Dickens, as he always did when accused of something, became furious and railed at Catherine that her accusations were absurd, even obscene, and that it was obvious to everyone else involved and uninvolved that his motives were absolutely the pure concern of a doctor of mesmeric magnetism towards one of his most troubled patients. Dickens shouted, berated Catherine, and threatened to leave Rome without her.
Nonetheless, a three-months-pregnant wife—especially one standing as firm in her position as the Great Wall of China—is hard to bully.

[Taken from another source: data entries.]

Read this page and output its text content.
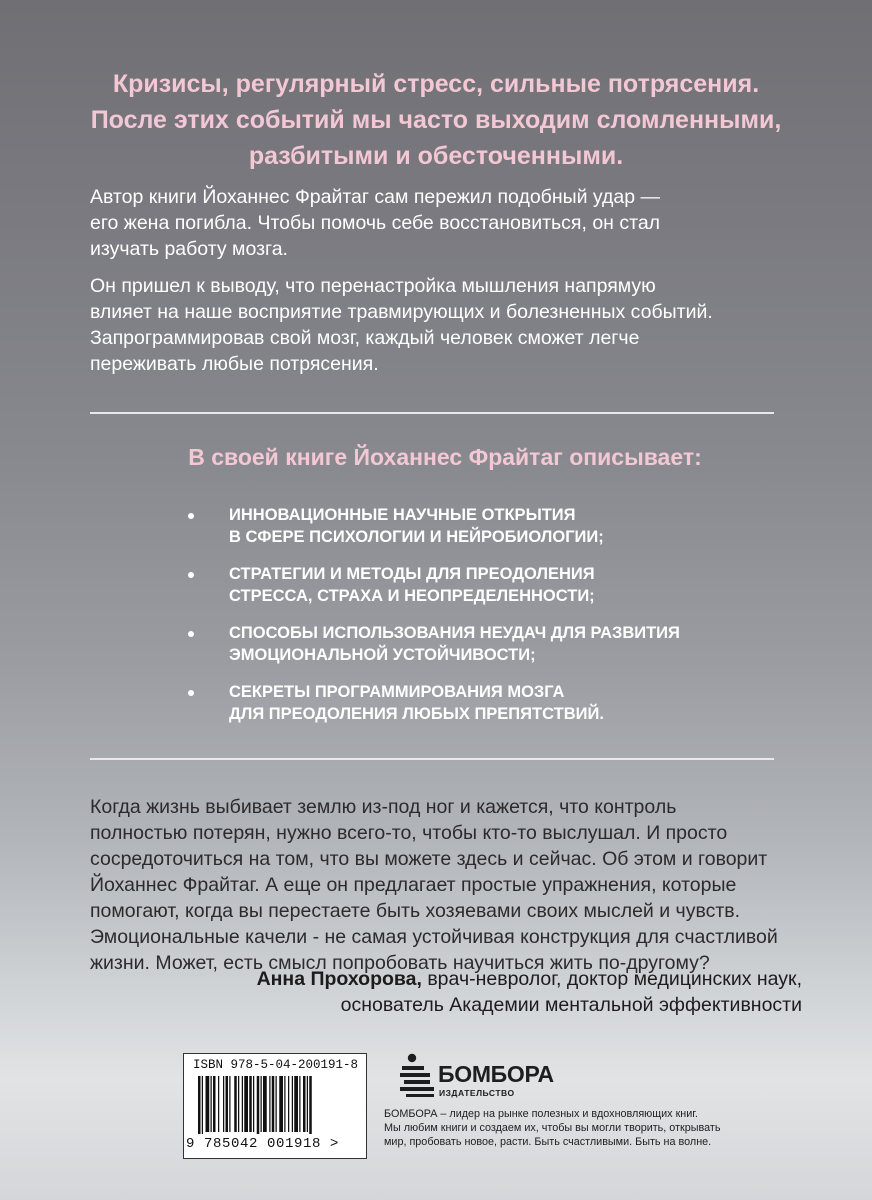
Кризисы, регулярный стресс, сильные потрясения.
После этих событий мы часто выходим сломленными,
разбитыми и обесточенными.
Автор книги Йоханнес Фрайтаг сам пережил подобный удар —
его жена погибла. Чтобы помочь себе восстановиться, он стал
изучать работу мозга.
Он пришел к выводу, что перенастройка мышления напрямую
влияет на наше восприятие травмирующих и болезненных событий.
Запрограммировав свой мозг, каждый человек сможет легче
переживать любые потрясения.
В своей книге Йоханнес Фрайтаг описывает:
ИННОВАЦИОННЫЕ НАУЧНЫЕ ОТКРЫТИЯ
В СФЕРЕ ПСИХОЛОГИИ И НЕЙРОБИОЛОГИИ;
СТРАТЕГИИ И МЕТОДЫ ДЛЯ ПРЕОДОЛЕНИЯ
СТРЕССА, СТРАХА И НЕОПРЕДЕЛЕННОСТИ;
СПОСОБЫ ИСПОЛЬЗОВАНИЯ НЕУДАЧ ДЛЯ РАЗВИТИЯ
ЭМОЦИОНАЛЬНОЙ УСТОЙЧИВОСТИ;
СЕКРЕТЫ ПРОГРАММИРОВАНИЯ МОЗГА
ДЛЯ ПРЕОДОЛЕНИЯ ЛЮБЫХ ПРЕПЯТСТВИЙ.
Когда жизнь выбивает землю из-под ног и кажется, что контроль
полностью потерян, нужно всего-то, чтобы кто-то выслушал. И просто
сосредоточиться на том, что вы можете здесь и сейчас. Об этом и говорит
Йоханнес Фрайтаг. А еще он предлагает простые упражнения, которые
помогают, когда вы перестаете быть хозяевами своих мыслей и чувств.
Эмоциональные качели - не самая устойчивая конструкция для счастливой
жизни. Может, есть смысл попробовать научиться жить по-другому?
Анна Прохорова, врач-невролог, доктор медицинских наук,
основатель Академии ментальной эффективности
ISBN 978-5-04-200191-8
9 785042 001918 >
БОМБОРА
ИЗДАТЕЛЬСТВО
БОМБОРА – лидер на рынке полезных и вдохновляющих книг.
Мы любим книги и создаем их, чтобы вы могли творить, открывать
мир, пробовать новое, расти. Быть счастливыми. Быть на волне.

For the first time, Catherine had spoken out against one of Dickens’s obsessions and flirtations, and for the first and only time, he had relented. He explained to the de la Rues that Catherine was upset at the amount of time he was spending with his patient, but he also apologised profusely for Catherine’s attitude, calling her oversensitive to her own needs and insensitive to others’.
And Dickens never forgot or forgave this insult to his honour. Years later, shortly before he cast Catherine out of the house after the incident of the Ellen Ternan bracelet, he brought up what he called her irrational jealousy from fourteen years earlier and the effect such an insult had on him. “Whatever made you unhappy in that Genoa time had no other root, beginning, middle, or end, than whatever has made you proud and honoured in your married life, and given you station better than rank, and surrounded you with many enviable things,” he flung at her.